In a unanimous decision [in November], the [U.S. Conference of Catholic Bishops] voted "to mobilize the resources of the USCCB, dioceses and the entire Catholic community" to oppose the Freedom of Choice Act.
A chain e-mail of unknown origin soon began making its way into Catholic inboxes, warning of an imminent threat to the anti-abortion cause. "For those of you who do not know," it read, "the Freedom of Choice Act (FOCA) is set to be signed if Congress passes it on January 21-22 of 2009. The FOCA is the next sick chapter in the book of abortion." The e-mail urged Catholics to say a novena - a devotion of dedicated prayer for nine successive days - beginning on January 11 and ending on Inauguration Day.

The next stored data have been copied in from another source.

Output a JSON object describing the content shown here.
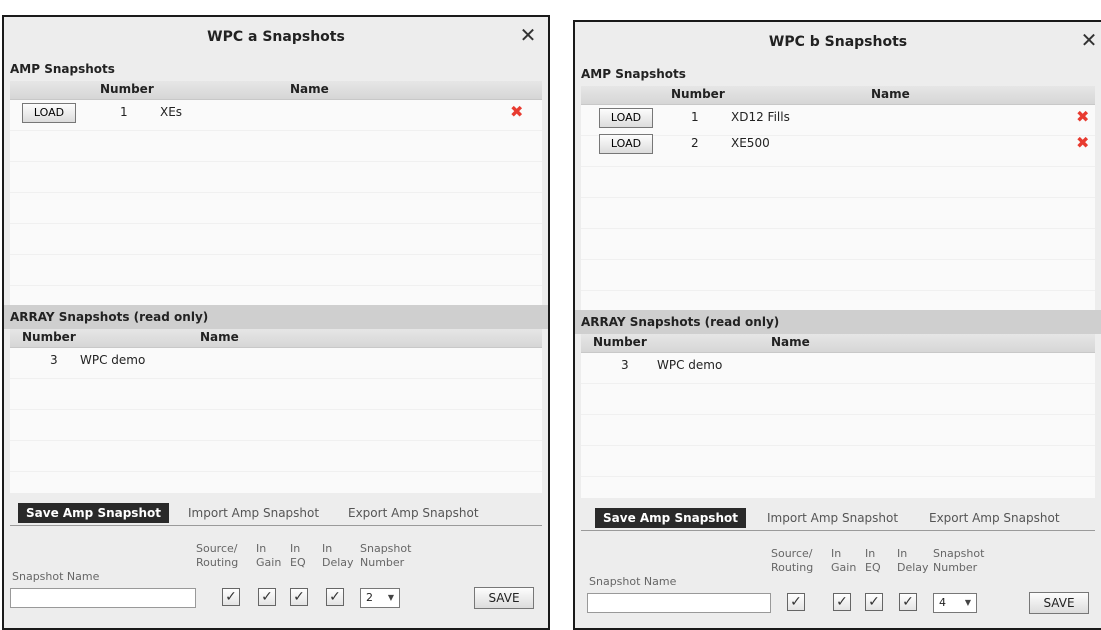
{
  "dialogs": [
    {
      "title": "WPC a Snapshots",
      "close": "✕",
      "amp_section_title": "AMP Snapshots",
      "amp_columns": {
        "number": "Number",
        "name": "Name"
      },
      "amp_rows": [
        {
          "load": "LOAD",
          "number": "1",
          "name": "XEs",
          "delete": "✖"
        }
      ],
      "array_section_title": "ARRAY Snapshots (read only)",
      "array_columns": {
        "number": "Number",
        "name": "Name"
      },
      "array_rows": [
        {
          "number": "3",
          "name": "WPC demo"
        }
      ],
      "tabs": [
        "Save Amp Snapshot",
        "Import Amp Snapshot",
        "Export Amp Snapshot"
      ],
      "save": {
        "snapshot_name_label": "Snapshot Name",
        "snapshot_name_value": "",
        "source_routing_label_1": "Source/",
        "source_routing_label_2": "Routing",
        "in_gain_label_1": "In",
        "in_gain_label_2": "Gain",
        "in_eq_label_1": "In",
        "in_eq_label_2": "EQ",
        "in_delay_label_1": "In",
        "in_delay_label_2": "Delay",
        "snapshot_number_label_1": "Snapshot",
        "snapshot_number_label_2": "Number",
        "check_mark": "✓",
        "snapshot_number_value": "2",
        "dropdown_arrow": "▼",
        "save_button": "SAVE"
      }
    },
    {
      "title": "WPC b Snapshots",
      "close": "✕",
      "amp_section_title": "AMP Snapshots",
      "amp_columns": {
        "number": "Number",
        "name": "Name"
      },
      "amp_rows": [
        {
          "load": "LOAD",
          "number": "1",
          "name": "XD12 Fills",
          "delete": "✖"
        },
        {
          "load": "LOAD",
          "number": "2",
          "name": "XE500",
          "delete": "✖"
        }
      ],
      "array_section_title": "ARRAY Snapshots (read only)",
      "array_columns": {
        "number": "Number",
        "name": "Name"
      },
      "array_rows": [
        {
          "number": "3",
          "name": "WPC demo"
        }
      ],
      "tabs": [
        "Save Amp Snapshot",
        "Import Amp Snapshot",
        "Export Amp Snapshot"
      ],
      "save": {
        "snapshot_name_label": "Snapshot Name",
        "snapshot_name_value": "",
        "source_routing_label_1": "Source/",
        "source_routing_label_2": "Routing",
        "in_gain_label_1": "In",
        "in_gain_label_2": "Gain",
        "in_eq_label_1": "In",
        "in_eq_label_2": "EQ",
        "in_delay_label_1": "In",
        "in_delay_label_2": "Delay",
        "snapshot_number_label_1": "Snapshot",
        "snapshot_number_label_2": "Number",
        "check_mark": "✓",
        "snapshot_number_value": "4",
        "dropdown_arrow": "▼",
        "save_button": "SAVE"
      }
    }
  ]
}
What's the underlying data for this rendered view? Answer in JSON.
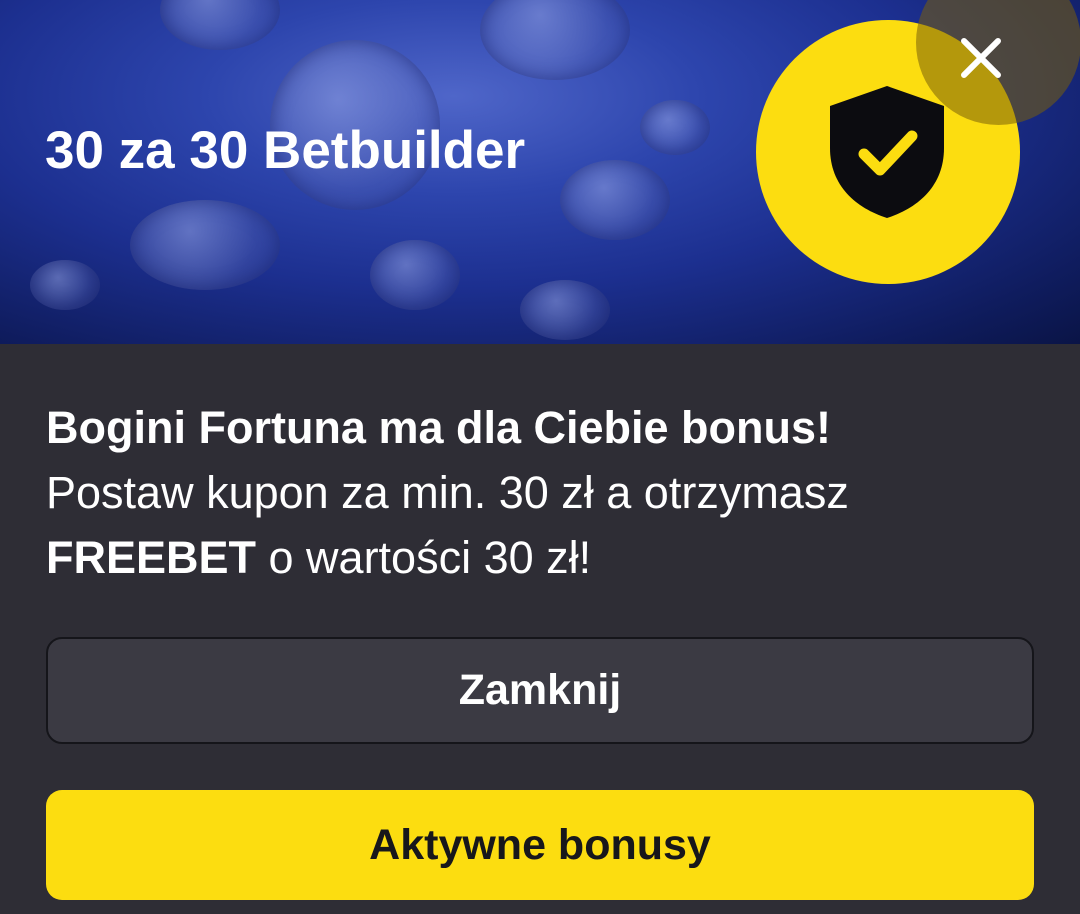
{
  "banner": {
    "title": "30 za 30 Betbuilder",
    "badge_icon": "shield-check-icon",
    "accent_color": "#fcdd10"
  },
  "header": {
    "close_icon": "close-icon"
  },
  "message": {
    "headline": "Bogini Fortuna ma dla Ciebie bonus!",
    "line_part1": "Postaw kupon za min. 30 zł a otrzymasz",
    "emphasis": "FREEBET",
    "line_part2": " o wartości 30 zł!"
  },
  "buttons": {
    "close_label": "Zamknij",
    "active_bonuses_label": "Aktywne bonusy"
  }
}
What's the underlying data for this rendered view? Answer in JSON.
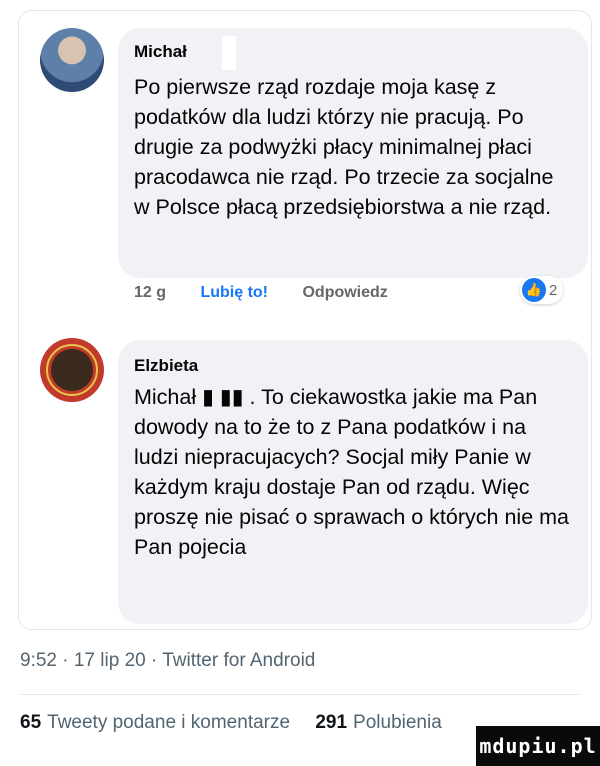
{
  "comments": [
    {
      "author": "Michał",
      "text": "Po pierwsze rząd rozdaje moja kasę z podatków dla ludzi którzy nie pracują. Po drugie za podwyżki płacy minimalnej płaci pracodawca nie rząd. Po trzecie za socjalne w Polsce płacą przedsiębiorstwa a nie rząd.",
      "time": "12 g",
      "like_label": "Lubię to!",
      "reply_label": "Odpowiedz",
      "reaction_count": "2"
    },
    {
      "author": "Elzbieta",
      "text": "Michał ▮ ▮▮ . To ciekawostka jakie ma Pan dowody na to że to z Pana podatków i na ludzi niepracujacych? Socjal miły Panie w każdym kraju dostaje Pan od rządu. Więc proszę nie pisać o sprawach o których nie ma Pan pojecia"
    }
  ],
  "tweet_meta": "9:52 · 17 lip 20 · Twitter for Android",
  "stats": {
    "retweets_count": "65",
    "retweets_label": "Tweety podane i komentarze",
    "likes_count": "291",
    "likes_label": "Polubienia"
  },
  "watermark": "mdupiu.pl",
  "colors": {
    "like_blue": "#1877f2",
    "bubble_bg": "#f0f2f5",
    "meta_gray": "#65676b"
  }
}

Basically, a bunch of Catholic lobbyists and organizers and unwitting chain e-mail forwarders started getting everyone all excited about a bill that didn't yet exist that Barack Obama was supposedly going to sign as soon as he took office. But why do that? Why cry wolf and mislead parishioners?
Still, FOCA is proving to be the perfect political issue for anti-abortion advocates - and for congressional Republicans, who have taken up the cry as well. Unless and until FOCA is voted on by Congress, they can invoke it as a looming threat. And the longer it remains a dormant issue, the more credit they can take for their own "proactive" efforts to "defeat FOCA," as a letter from House Republicans to Cardinal Rigali on Tuesday put it.
For money. Anti-abortion campaigns make money, and convince big money donors to cough up even in times of economic crisis when they won't, say, give more money to a homeless shelter or a food bank.
This story comes just as the news that Pope Benedict received pro-choice House Speaker Nancy Pelosi and her husband at the Vatican this week to lecture her about her politics. Several American bishops have called for her excommunication because of her pro-choice positions and, last year, the Pope warned that politicians like her could be courting damnation by supporting pro-choice policies. We may want to sit back and hope that the Catholic Church becomes the boy that cried "Wolf!" over FOCA, so that their folks are less apt to get organized when there is a serious fight.